Vance Tran

Four Years with the AirPods Pro

Published on

I've had the original AirPods Pro since 2021. They still work. Mostly.

The Lightning charging port on the case is busted, so I've been relying on wireless charging. Not the end of the world — I've got a Qi pad on my nightstand — but it's the kind of thing that nags at you. I keep telling myself I'll fix it by swapping in a USB-C port, which honestly sounds like a fun little repair project. We'll see if that ever happens.

The left earbud has also developed a crackling habit. It pops and crackles when I'm eating with them in, which is a weird and specific failure mode. My workaround is to just use the right earbud in those cases. Which is fine. It works. Mostly.

I know I've railed against them in the past mostly due to their high cost, but they have truly become one of my favorite products of all time. When the opportunity to pick them up on a work stipend, I decided to give it a shot. The sound quality is remarkable for something that small. Noise cancellation on BART is borderline life-changing — if you've ever had the pleasure of riding through the Transbay Tube, you know the screech. The AirPods Pro eat it for breakfast. The squeeze controls also took some getting used to conceptually, but now I can't go back — the typical tap controls on other earbuds always felt like flicking myself in the ear, which is exactly as unpleasant as it sounds. And the Find My integration has saved me more than once, whether I'm pinging them to make them chirp from under a couch cushion or tracking them on a map when I genuinely couldn't remember where I'd left the case.

The Rotation

My main concern with buying expensive earbuds was always battery longevity. The batteries are not user-replacable and stories of people replacing them after two years are so common, it left me bummed out not just on a financial level, but on an environmental one as well.

But here's the thing — I think the reason these have lasted four years is that I don't rely on them exclusively. I've got a small rotation of earbuds going, which I think of as wear-leveling. It's a concept borrowed from SSDs: spread the load across multiple devices so no single one takes all the abuse. Applied to earbuds, it means fewer charge cycles per pair, which means the batteries hold up longer.

The latest additions to the rotation are two CMF Buds by Nothing. They're inexpensive, sound surprisingly good, and fill in nicely for non-Apple devices. One is paired to my laptop, the other to my Android tablet. Anything that doesn't need the Apple magic gets routed through those. The AirPods Pro stay in the Apple ecosystem where they belong — seamless switching, spatial audio, transparency mode — and they're not burning charge cycles on YouTube videos I'm half-watching on my tablet.
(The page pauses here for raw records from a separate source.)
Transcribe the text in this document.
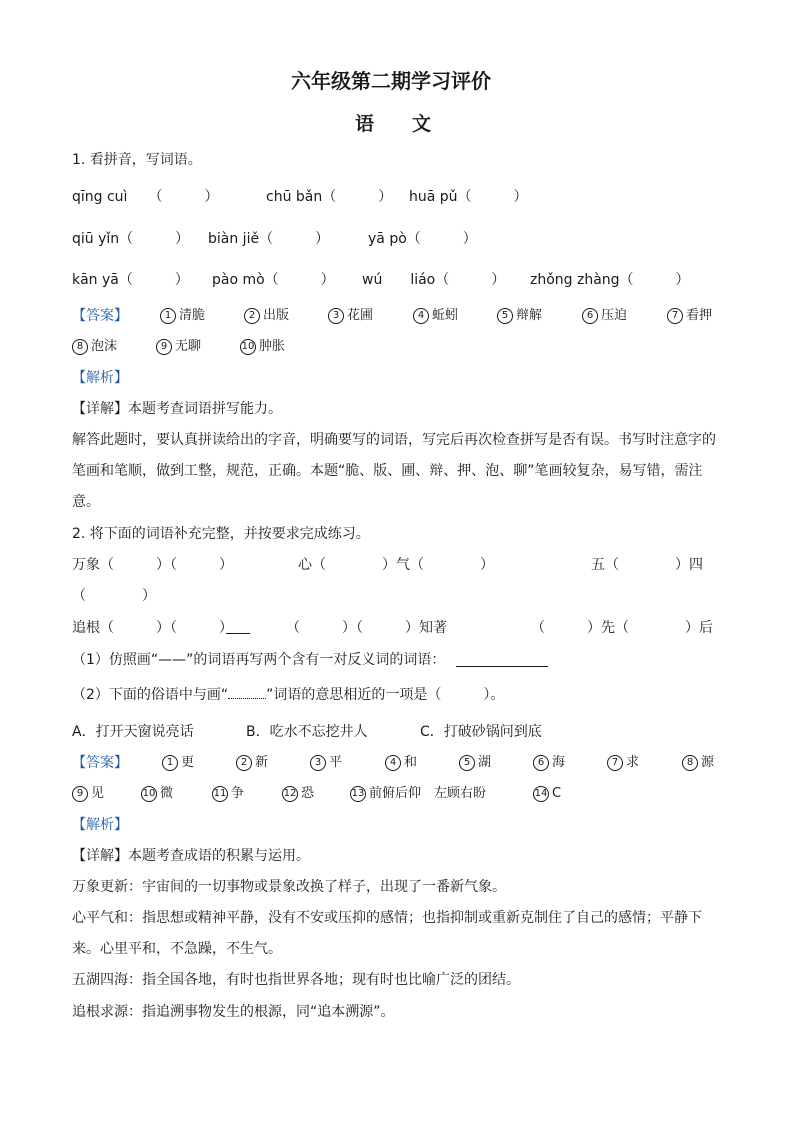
六年级第二期学习评价
语　　文
1. 看拼音，写词语。
qīng cuì　　（　　　）	chū bǎn（　　　） huā pǔ（　　　）
qiū yǐn（　　　） biàn jiě（　　　）	yā pò（　　　）
kān yā（　　　） pào mò（　　　） wú　　liáo（　　　） zhǒng zhàng（　　　）
【答案】	1 清脆	2 出版	3 花圃	4 蚯蚓	5 辩解	6 压迫	7 看押
8 泡沫	9 无聊	10 肿胀
【解析】
【详解】本题考查词语拼写能力。
解答此题时，要认真拼读给出的字音，明确要写的词语，写完后再次检查拼写是否有误。书写时注意字的
笔画和笔顺，做到工整，规范，正确。本题“脆、版、圃、辩、押、泡、聊”笔画较复杂，易写错，需注
意。
2. 将下面的词语补充完整，并按要求完成练习。
万象（　　　）（　　　）	心（　　　　）气（　　　　）	五（　　　　）四
（　　　　）
追根（　　　）（　　　）	（　　　）（　　　）知著	（　　　）先（　　　　）后
（1）仿照画“——”的词语再写两个含有一对反义词的词语：
（2）下面的俗语中与画“	”词语的意思相近的一项是（　　　）。
A．打开天窗说亮话	B．吃水不忘挖井人	C．打破砂锅问到底
【答案】	1 更	2 新	3 平	4 和	5 湖	6 海	7 求	8 源
9 见	10 微	11 争	12 恐	13 前俯后仰　左顾右盼	14 C
【解析】
【详解】本题考查成语的积累与运用。
万象更新：宇宙间的一切事物或景象改换了样子，出现了一番新气象。
心平气和：指思想或精神平静，没有不安或压抑的感情；也指抑制或重新克制住了自己的感情；平静下
来。心里平和，不急躁，不生气。
五湖四海：指全国各地，有时也指世界各地；现有时也比喻广泛的团结。
追根求源：指追溯事物发生的根源，同“追本溯源”。
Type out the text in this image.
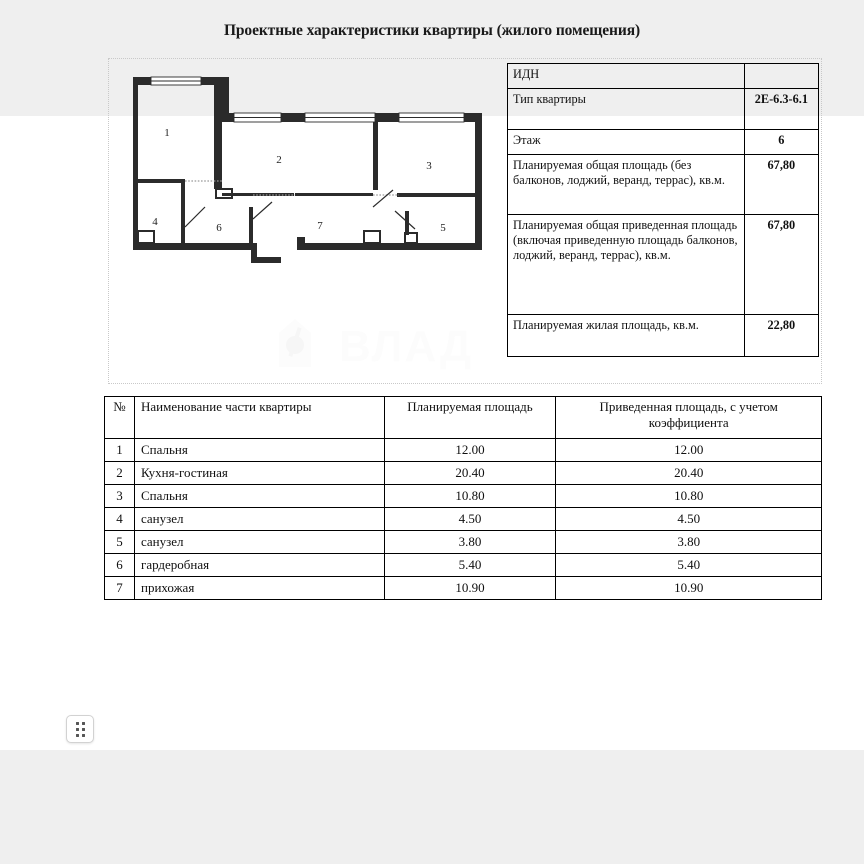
Проектные характеристики квартиры (жилого помещения)
1
2	3
4	5
6	7
ВЛАД
ИДН	
Тип квартиры	2Е-6.3-6.1
Этаж	6
Планируемая общая площадь (без балконов, лоджий, веранд, террас), кв.м.	67,80
Планируемая общая приведенная площадь (включая приведенную площадь балконов, лоджий, веранд, террас), кв.м.	67,80
Планируемая жилая площадь, кв.м.	22,80
№	Наименование части квартиры	Планируемая площадь	Приведенная площадь, с учетом коэффициента
1	Спальня	12.00	12.00
2	Кухня-гостиная	20.40	20.40
3	Спальня	10.80	10.80
4	санузел	4.50	4.50
5	санузел	3.80	3.80
6	гардеробная	5.40	5.40
7	прихожая	10.90	10.90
It's just a smidge more futzing, but it works. The CMF Buds are good earbuds in their own right, too. Not AirPods Pro, but for the price, they punch well above their weight.

Strongly Considering AirPods Pro 3

All that said — broken charging port, crackling left earbud, four years of daily use — I'm pretty much sold on picking up the AirPods Pro 3 when the timing feels right.

Four years is a good run. I can't be that upset about it. And the third generation brings enough improvements that the gap is real and not just marketing. The originals will probably get demoted to backup status, or maybe I'll actually do that USB-C port repair and see how much life is left in them. Heck, if I'm feeling spicy, I'll replace those "non-user-replacable" batteries.

Either way, the rotation will continue. I'll add a new pair, spread the load, and maybe write a post in 2030 about how those are still going strong.

Or I'll lose one in a couch cushion. Genuinely could go either way.